First up we’ve got this set of cameras, just completed and set aside in the stockpile.
There will also be a few art fairs along the way before I head to LA for the show and I plan on having fresh work for them as well. I’ve got my work cut out for me.
May 3 is the opening day fora group exhibition called “Perfectionists” at the Robert Lange Studios in Charleston, South Carolina. Check out my contribution to the show below.
When I was invited to participate I thought about the idea of “perfectionism”. I’ll be honest — it’s sometimes my problem. I want everything to be perfect and in reality, it can’t be. The reason I keep painting is that I am trying to perfect my work. The previous painting I completed didn’t seem to work out exactly as I had planned, so I try again with another painting. If I live forever, will I paint forever, always chasing the elusive perfect painting?
When I set up a group of objects for a painting I always consider negative space, repeating elements, shapes, angles, lines, perspective — everything that moves the eye around the canvas. I use grids to help outline the composition. The objects I paint are engineered machines with symmetry and balance often baked right into their designs, so applying these rules to the paintings seems fitting. The overall effect I am trying to achieve is a sense of order, calmness and stability. Painting these objects transforms them from cold and banal tools to something more human and hopefully pulls a viewer in to think about how they relate to the world of objects around them.
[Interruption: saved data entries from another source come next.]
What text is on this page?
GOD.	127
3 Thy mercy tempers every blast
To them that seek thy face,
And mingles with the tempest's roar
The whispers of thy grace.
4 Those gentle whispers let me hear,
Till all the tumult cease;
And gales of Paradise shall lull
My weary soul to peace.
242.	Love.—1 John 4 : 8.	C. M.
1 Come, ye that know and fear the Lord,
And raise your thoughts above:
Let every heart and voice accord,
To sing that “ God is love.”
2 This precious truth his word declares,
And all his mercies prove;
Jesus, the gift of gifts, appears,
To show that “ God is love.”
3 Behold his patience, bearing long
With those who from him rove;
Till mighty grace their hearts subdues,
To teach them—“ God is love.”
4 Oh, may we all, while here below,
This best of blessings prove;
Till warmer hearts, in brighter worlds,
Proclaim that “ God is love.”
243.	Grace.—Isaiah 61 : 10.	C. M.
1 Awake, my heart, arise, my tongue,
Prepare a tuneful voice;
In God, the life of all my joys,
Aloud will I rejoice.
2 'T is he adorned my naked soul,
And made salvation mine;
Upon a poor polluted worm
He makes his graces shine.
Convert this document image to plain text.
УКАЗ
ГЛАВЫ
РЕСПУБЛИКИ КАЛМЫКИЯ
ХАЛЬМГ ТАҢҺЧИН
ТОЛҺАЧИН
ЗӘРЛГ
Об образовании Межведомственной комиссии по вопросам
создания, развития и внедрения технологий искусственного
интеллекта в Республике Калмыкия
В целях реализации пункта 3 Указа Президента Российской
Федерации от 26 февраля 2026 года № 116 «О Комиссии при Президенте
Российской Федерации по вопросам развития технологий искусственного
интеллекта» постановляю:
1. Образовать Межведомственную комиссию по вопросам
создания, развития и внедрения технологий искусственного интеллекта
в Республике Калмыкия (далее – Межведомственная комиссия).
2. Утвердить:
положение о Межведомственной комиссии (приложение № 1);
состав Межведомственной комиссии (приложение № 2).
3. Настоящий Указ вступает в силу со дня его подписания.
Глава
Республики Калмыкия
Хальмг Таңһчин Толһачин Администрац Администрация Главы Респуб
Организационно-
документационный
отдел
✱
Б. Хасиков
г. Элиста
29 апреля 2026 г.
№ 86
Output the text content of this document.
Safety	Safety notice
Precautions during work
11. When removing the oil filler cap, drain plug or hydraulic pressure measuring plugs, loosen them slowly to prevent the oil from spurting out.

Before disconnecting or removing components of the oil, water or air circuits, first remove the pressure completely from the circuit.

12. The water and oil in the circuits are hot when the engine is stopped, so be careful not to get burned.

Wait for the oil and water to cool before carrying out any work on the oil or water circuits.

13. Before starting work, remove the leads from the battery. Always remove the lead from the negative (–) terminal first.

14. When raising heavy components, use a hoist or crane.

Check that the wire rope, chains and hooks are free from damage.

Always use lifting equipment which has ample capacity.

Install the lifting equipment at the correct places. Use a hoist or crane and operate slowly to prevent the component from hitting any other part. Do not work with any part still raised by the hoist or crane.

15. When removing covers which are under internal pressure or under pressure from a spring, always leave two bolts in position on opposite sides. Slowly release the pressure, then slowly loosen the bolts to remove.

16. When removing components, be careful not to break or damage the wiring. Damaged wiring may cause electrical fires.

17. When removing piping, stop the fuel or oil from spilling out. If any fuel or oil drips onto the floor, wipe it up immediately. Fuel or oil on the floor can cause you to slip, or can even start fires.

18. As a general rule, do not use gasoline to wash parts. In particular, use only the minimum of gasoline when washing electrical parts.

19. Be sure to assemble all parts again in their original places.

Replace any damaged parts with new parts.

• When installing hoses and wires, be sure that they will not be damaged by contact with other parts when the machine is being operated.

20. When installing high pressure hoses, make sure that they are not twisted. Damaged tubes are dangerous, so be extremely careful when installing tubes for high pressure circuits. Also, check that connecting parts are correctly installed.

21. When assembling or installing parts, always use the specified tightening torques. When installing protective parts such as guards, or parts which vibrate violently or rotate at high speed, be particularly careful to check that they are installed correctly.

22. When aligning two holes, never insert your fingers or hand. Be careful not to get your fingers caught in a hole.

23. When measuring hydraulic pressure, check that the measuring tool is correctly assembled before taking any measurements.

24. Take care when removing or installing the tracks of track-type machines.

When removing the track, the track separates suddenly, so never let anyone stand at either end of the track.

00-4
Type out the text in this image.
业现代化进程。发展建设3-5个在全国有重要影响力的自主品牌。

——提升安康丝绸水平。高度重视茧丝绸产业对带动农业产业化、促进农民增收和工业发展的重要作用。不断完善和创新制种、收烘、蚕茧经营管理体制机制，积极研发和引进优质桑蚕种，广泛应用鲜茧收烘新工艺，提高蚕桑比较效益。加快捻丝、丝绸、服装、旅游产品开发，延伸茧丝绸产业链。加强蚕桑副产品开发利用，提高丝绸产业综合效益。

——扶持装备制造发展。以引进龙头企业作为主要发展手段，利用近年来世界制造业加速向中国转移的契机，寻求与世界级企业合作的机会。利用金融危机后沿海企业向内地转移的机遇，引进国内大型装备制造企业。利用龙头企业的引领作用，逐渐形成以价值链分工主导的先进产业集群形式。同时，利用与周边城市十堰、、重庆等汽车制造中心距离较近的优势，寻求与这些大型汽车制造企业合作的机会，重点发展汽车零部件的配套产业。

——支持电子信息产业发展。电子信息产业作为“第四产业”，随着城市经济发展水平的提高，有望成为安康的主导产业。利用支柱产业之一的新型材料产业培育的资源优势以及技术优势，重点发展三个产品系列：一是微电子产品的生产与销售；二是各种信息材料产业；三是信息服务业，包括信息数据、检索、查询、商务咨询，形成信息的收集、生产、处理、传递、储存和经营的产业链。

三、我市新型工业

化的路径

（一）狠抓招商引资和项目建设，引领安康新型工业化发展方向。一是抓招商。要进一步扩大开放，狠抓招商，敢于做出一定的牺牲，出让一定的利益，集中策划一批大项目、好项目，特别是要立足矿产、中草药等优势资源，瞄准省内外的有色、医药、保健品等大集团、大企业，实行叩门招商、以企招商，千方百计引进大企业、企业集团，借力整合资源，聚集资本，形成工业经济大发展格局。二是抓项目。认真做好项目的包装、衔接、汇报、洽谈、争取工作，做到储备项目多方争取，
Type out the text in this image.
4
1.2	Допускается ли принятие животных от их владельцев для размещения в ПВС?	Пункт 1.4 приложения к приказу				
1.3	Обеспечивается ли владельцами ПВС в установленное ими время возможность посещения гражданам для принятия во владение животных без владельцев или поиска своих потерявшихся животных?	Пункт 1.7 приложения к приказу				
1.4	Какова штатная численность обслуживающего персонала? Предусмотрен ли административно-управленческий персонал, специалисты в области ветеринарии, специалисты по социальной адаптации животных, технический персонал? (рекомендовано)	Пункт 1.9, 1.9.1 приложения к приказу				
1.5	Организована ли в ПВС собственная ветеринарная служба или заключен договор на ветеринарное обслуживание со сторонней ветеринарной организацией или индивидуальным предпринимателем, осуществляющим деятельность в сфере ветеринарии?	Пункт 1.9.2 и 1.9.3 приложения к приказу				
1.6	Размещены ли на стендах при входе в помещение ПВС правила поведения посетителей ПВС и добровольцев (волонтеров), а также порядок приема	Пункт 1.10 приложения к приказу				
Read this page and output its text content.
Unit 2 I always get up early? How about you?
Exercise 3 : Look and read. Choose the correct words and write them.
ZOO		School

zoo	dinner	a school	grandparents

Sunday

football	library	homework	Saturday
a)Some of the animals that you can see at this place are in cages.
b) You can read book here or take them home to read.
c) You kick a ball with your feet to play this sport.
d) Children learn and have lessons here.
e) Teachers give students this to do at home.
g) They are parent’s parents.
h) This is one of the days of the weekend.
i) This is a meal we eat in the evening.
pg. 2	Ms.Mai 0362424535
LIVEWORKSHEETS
The evening of the reception for my exhibition saw great weather and a good turn out. I had many conversations — it’s nice to get feedback from others as we stand in front of the actual paintings.
Below are some very crude iPhone snapshots of the installation and some people pondering the paintings.
Seeing the paintings framed and lit is a joy for me — as I usually see them up close and usually in an incomplete state. I am grateful to be able to do this — to spend my days working on my art and to then have the opportunity for a gallery to spend time and energy to share the work.
I had my two teenagers with me this time around. We spent 5 days walking around New York and taking it all in. I am now back in my studio and hard at work on another painting that has a tight deadline, which seems to be the way I work best.